In the immediate aftermath, Shahjehan demanded the family be imprisoned. Shahjehan and local members of the community even staged a rally in front of the local police station on the matter. The local police insisted a report had been filed, yet upon reading the file she was horrified to find out the report claimed Noorjehan was suffering from clinical depression and likely committed suicide. Similar to the experience of many before her, neither the police nor the judiciary system addressed her grievances in a sufficient manner. She spent three years attempting to have the criminal court try her case, but due to widespread corruption in the police department, it was never successful.  The overwhelming grief she experienced, in combination with the failures of the justice system, encouraged her to step out of the domestic sphere and enter feminist organizing, specifically focused on mitigating domestic violence.

=== Shakti Shalini ===
Shahjehan initially pursued political activism through her work in Basti, a government panel, where she aided homeless women seeking legal aid. This was frustrating work, as Shahjehan was often unable to help the women resolve their specific dowry or abuse cases. Her fellow coworker, Satya Rani Chadha, informed Shahjehan that 25 women were organizing a gathering to advocate for legal action in these cases and raise funds for the victims' medical expenses. This group began regularly meeting under the name Parents Association of Dowry Victims, but soon developed into Shakti Shalini, a non-governmental organization (NGO) that was co-founded by Shahjehan and Satya in January 1987 in Delhi. The NGO was named after Shahjehan's work in a memorable case of a woman from Rajasthan named Shanti, who had been thrown off the third floor of a building by her partner. Shahjehan's investment in this case was so profound that she missed her own hearing, causing her personal case to be terminated. The group began by campaigning for legislation to protect victims of domestic violence, demanding institutional adjustments. However, the focal point of the organization's advocacy quickly developed more generally into ensuring proper housing for women, educating exploited women, and promoting gender equality. This shift was due to Shahjehan's perspective that institutions, such as the judicial system, would not create worthwhile change but only perpetuate it. Instead, Shakti Shalini took a highly individualized approach to their advocacy by holding discussions, workshops, and demonstrations to improve the articulation of victims' rights and stories.

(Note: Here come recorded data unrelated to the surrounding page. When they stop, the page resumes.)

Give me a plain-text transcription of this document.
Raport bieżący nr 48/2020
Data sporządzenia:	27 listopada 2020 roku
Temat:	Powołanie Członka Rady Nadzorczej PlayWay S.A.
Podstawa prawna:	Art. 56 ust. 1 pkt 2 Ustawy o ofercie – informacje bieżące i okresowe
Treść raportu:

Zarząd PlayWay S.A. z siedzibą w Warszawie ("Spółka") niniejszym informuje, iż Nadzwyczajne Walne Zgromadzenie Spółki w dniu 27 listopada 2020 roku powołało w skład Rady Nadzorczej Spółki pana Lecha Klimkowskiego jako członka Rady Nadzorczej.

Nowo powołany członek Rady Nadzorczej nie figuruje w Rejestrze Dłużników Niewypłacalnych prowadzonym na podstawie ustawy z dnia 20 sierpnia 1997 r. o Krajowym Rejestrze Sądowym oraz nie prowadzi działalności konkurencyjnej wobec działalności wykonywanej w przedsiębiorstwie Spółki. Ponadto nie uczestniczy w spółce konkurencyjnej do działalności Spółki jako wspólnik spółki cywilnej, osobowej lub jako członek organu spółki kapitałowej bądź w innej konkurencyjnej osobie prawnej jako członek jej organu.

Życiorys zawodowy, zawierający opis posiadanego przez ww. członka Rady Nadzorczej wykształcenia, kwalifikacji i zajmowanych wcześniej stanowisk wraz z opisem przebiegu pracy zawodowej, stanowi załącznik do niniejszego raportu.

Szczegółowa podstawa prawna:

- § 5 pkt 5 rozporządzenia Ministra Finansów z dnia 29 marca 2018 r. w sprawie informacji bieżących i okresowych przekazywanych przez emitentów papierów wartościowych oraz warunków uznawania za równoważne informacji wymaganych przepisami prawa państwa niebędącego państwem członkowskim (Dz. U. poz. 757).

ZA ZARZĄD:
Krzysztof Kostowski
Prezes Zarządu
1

The group's first shelter was opened in July 1987 with Shahjehan overseeing operations as the NGO's founder and president. The shelter began offering 90+ days of safe haven for victims and their children, eventually becoming a place where the local police referred women to. To this day, Shakti Shalini focuses on combating gender-based violence and community activism, specifically prioritizing providing assistance to women and younger girls in the form of shelter, counseling, legal aid, education, and vocational training. The group organizes jobs for women as they finish schooling, or helps them prepare for their exams if they are still in school (many in secondary school or college). The NGO continues to stay in touch with the women for years after their initial job placement, even aiding the children of these women and offering educational courses or shelter to them, when necessary. These courses are not only academically beneficial, but also contain feminist ideology to promote independence. Some women are brought to Shakti Shalini who don’t want to work, so the NGO also arranges marriages to appropriate families. The organization receives government grants for food and shelter, and donations specifically for education, to fund its operations. According to their website, Shakti Shalini has aided over 15,000+ individuals over the course of 36 years, with the organization having placements in at least 5 marginalized communities within New Delhi.

== Death ==
On September 28, 2013, Shahjehan Aapa died at the age of 77. On the way to a mahila panchayat, a women’s community initiative to end violence and provide redress, Shahjehan was struck by a motor vehicle and killed in the accident.